仓窑是大口小底缸形窑,口径四丈,深三丈。粮仓则是圆锥形,夯土为墙,仓顶建有通风楼,人字型屋脊,上铺灰瓦。内部四梁八柱,十分牢固,大梁与立柱连接处没有一钉一铆,木头与木头之间全是用阴阳卯连接起来的。
大唐建国前,这里就是大隋的一处重要粮仓,曾经发生过一次重大贪腐案件。隋炀帝派员查案,那钦差倒是能干,迅速破获了此案,只是这位钦差一边追贼赃一边抓贪官,自己也从赃物里贪墨了很大一部分。
那时大隋已是风雨飘摇,内部派系林立,互相攻伐不休,事情很快被敌对派系掌握,一状告到御前,隋炀帝大怒,再从那一派系的官员中派人查他.
结果后任钦差追讨前任钦差赃款时,顺手又从前任钦差那儿贪墨了一大笔金银,这还不算,他还把前任钦差的一位绝色宠妾占为己有。于是,又有盯着他的人再度告发,最后鄜州城头悬挂的办案钦差及其随员的人头几乎不少于贪墨的当地官员……
贪污着你的贪污,腐败着你的腐败。
国之将亡,必出妖孽,有人思量造反,有人疯狂敛财,乱局莫过于此。自那以后,鄜州仓倒是再未发生过这么重大的贪腐案件。而如今,古竹婷与三位兄长却扮演起了民间反贪义士。
飞勾甩到仓顶,勾住屋脊,兄妹四人很快便灵猿般攀附而上。粮食堆积在一起会产生热量,严重的情况下还会自燃。古人虽不明其原理,却知道这一现象。所以仓顶所建的通风楼与下面的粮仓是相通的。
四人上了楼顶,见下面黑漆漆的看不清楚,不敢贸然便跳下去,先由古竹婷辍着绳索而下,只行不足一丈,双足便触及粮堆,古竹婷心中一宽,说道:“下来吧,高只及丈。”

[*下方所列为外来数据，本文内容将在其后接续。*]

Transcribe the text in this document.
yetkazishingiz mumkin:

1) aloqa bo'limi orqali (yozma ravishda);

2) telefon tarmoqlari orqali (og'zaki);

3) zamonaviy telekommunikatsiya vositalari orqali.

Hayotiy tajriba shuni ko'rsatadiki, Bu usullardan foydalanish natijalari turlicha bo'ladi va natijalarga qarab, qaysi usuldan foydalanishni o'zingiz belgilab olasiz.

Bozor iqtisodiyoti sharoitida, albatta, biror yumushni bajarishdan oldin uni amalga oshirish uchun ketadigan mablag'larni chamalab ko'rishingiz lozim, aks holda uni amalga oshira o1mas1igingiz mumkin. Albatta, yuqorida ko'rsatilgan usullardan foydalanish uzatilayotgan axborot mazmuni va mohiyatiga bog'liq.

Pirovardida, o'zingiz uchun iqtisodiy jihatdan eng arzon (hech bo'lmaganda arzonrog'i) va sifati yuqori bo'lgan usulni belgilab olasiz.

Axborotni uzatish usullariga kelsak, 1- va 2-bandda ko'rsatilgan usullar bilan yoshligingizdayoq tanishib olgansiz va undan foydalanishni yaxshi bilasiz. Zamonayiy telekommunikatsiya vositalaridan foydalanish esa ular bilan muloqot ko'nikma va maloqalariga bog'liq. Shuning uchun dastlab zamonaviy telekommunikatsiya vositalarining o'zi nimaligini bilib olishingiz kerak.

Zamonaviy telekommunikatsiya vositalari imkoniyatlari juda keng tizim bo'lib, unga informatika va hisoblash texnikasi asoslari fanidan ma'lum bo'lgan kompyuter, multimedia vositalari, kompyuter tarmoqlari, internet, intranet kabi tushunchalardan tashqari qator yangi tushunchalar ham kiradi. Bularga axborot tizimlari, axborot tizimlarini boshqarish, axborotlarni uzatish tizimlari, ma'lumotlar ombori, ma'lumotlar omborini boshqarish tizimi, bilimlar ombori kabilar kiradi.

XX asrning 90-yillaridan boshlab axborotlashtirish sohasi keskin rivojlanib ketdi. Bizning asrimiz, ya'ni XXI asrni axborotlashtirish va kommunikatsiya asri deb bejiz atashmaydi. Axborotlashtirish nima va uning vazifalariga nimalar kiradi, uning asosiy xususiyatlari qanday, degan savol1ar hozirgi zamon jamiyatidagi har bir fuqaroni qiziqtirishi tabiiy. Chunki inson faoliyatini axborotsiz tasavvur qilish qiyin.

三个哥哥听她发声处略一判断高矮方位。纷纷纵身而下,一人取出火折子吹燃,又从怀中取出牛油巨烛点燃,另一人打开一个折叠的白绢所制的灯罩,将巨烛罩于其下。明亮柔和的光顿时辉映开来。
光芒所照不过丈余,四下看不到仓壁,仍是黑漆漆一片,四人仿佛置身于一只洪荒巨兽的腹中。古竹婷四下看看,蹙眉道:“粮仓是满的,看样子没有问题。”

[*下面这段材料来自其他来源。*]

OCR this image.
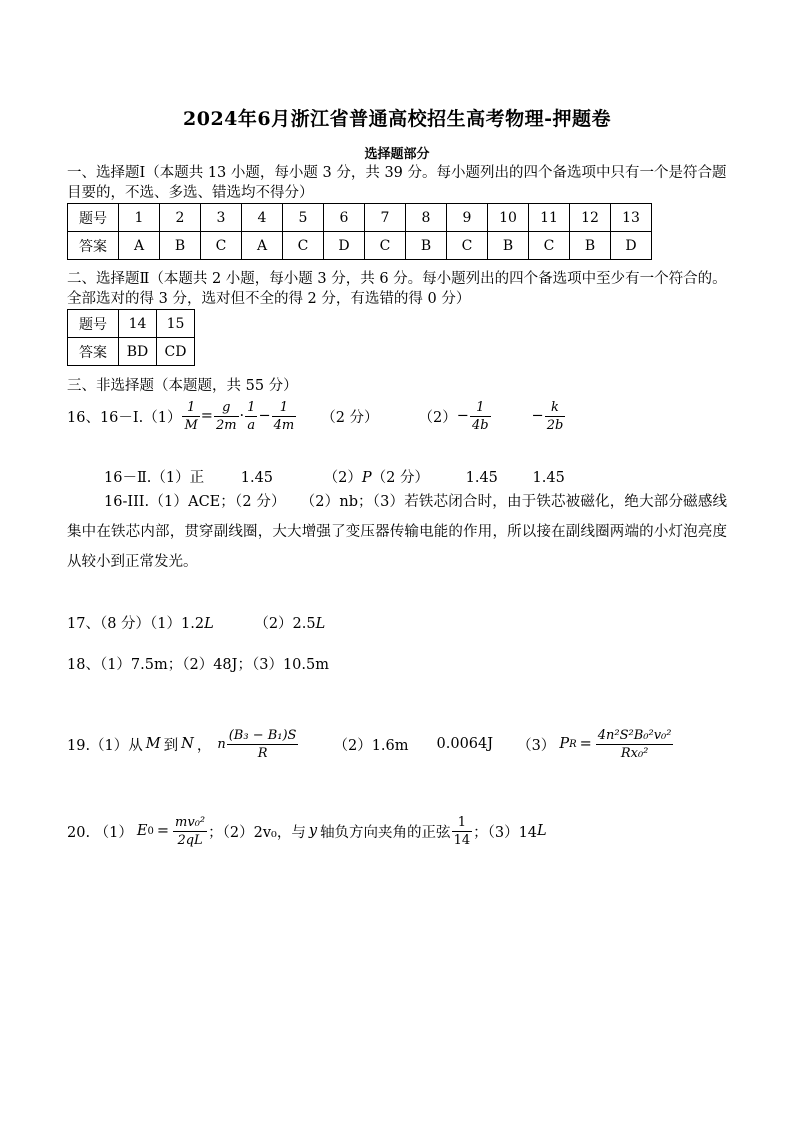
2024年6月浙江省普通高校招生高考物理-押题卷
选择题部分
一、选择题Ⅰ（本题共 13 小题，每小题 3 分，共 39 分。每小题列出的四个备选项中只有一个是符合题目要的，不选、多选、错选均不得分）
题号	1	2	3	4	5	6	7	8	9	10	11	12	13
答案	A	B	C	A	C	D	C	B	C	B	C	B	D
二、选择题Ⅱ（本题共 2 小题，每小题 3 分，共 6 分。每小题列出的四个备选项中至少有一个符合的。全部选对的得 3 分，选对但不全的得 2 分，有选错的得 0 分）
题号	14	15
答案	BD	CD
三、非选择题（本题题，共 55 分）
16、16－Ⅰ.（1） $\frac{1}{M} = \frac{g}{2m} \cdot \frac{1}{a} - \frac{1}{4m} (2$ 分）	$(2) - \frac{1}{4b}$	− $\frac{k}{2b}$
16－Ⅱ.（1）正	1.45	（2）P（2 分）	1.45 1.45
16-III.（1）ACE；（2 分）　　（2）nb；（3）若铁芯闭合时，由于铁芯被磁化，绝大部分磁感线集中在铁芯内部，贯穿副线圈，大大增强了变压器传输电能的作用，所以接在副线圈两端的小灯泡亮度从较小到正常发光。
17、（8 分）（1）1.2L	（2）2.5L
18、（1）7.5m；（2）48J；（3）10.5m
19.（1）从 M 到 N ， n $\frac{\text{(B₃ − B₁)S}}{R} (2)1.6m$ 0.0064J （3） P $R = \frac{\text{4n²S²B₀²v₀²}}{\text{Rx₀²}}$
20. （1） E $0 = \frac{\text{mv₀²}}{2qL}$ ；（2）2v₀，与 y 轴负方向夹角的正弦 $\frac{1}{14}$ ；（3）14 L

她的胞兄弯腰捧起一捧谷粟,又徐徐撒落开来。说道:“谷物也没有问题,粒粒饱满,没有糠麸,没有瘪谷。也没有掺杂沙砾杂草。”
古家大哥沉吟道:“柯典事只是一个不入流的小吏,这些贪官究竟怎么贪污挪用粮草的,具体手段他不清楚。他只是跟着开一开方便之门,占一点小小便宜而已。不过。他一口咬定这边几幢粮仓粮储不足,实有其据。这几幢粮仓每幢该储粮多少他是有数的。可入仓粮食不及应储量的一半,却已堆满粮仓,本身就是一桩蹊跷事。”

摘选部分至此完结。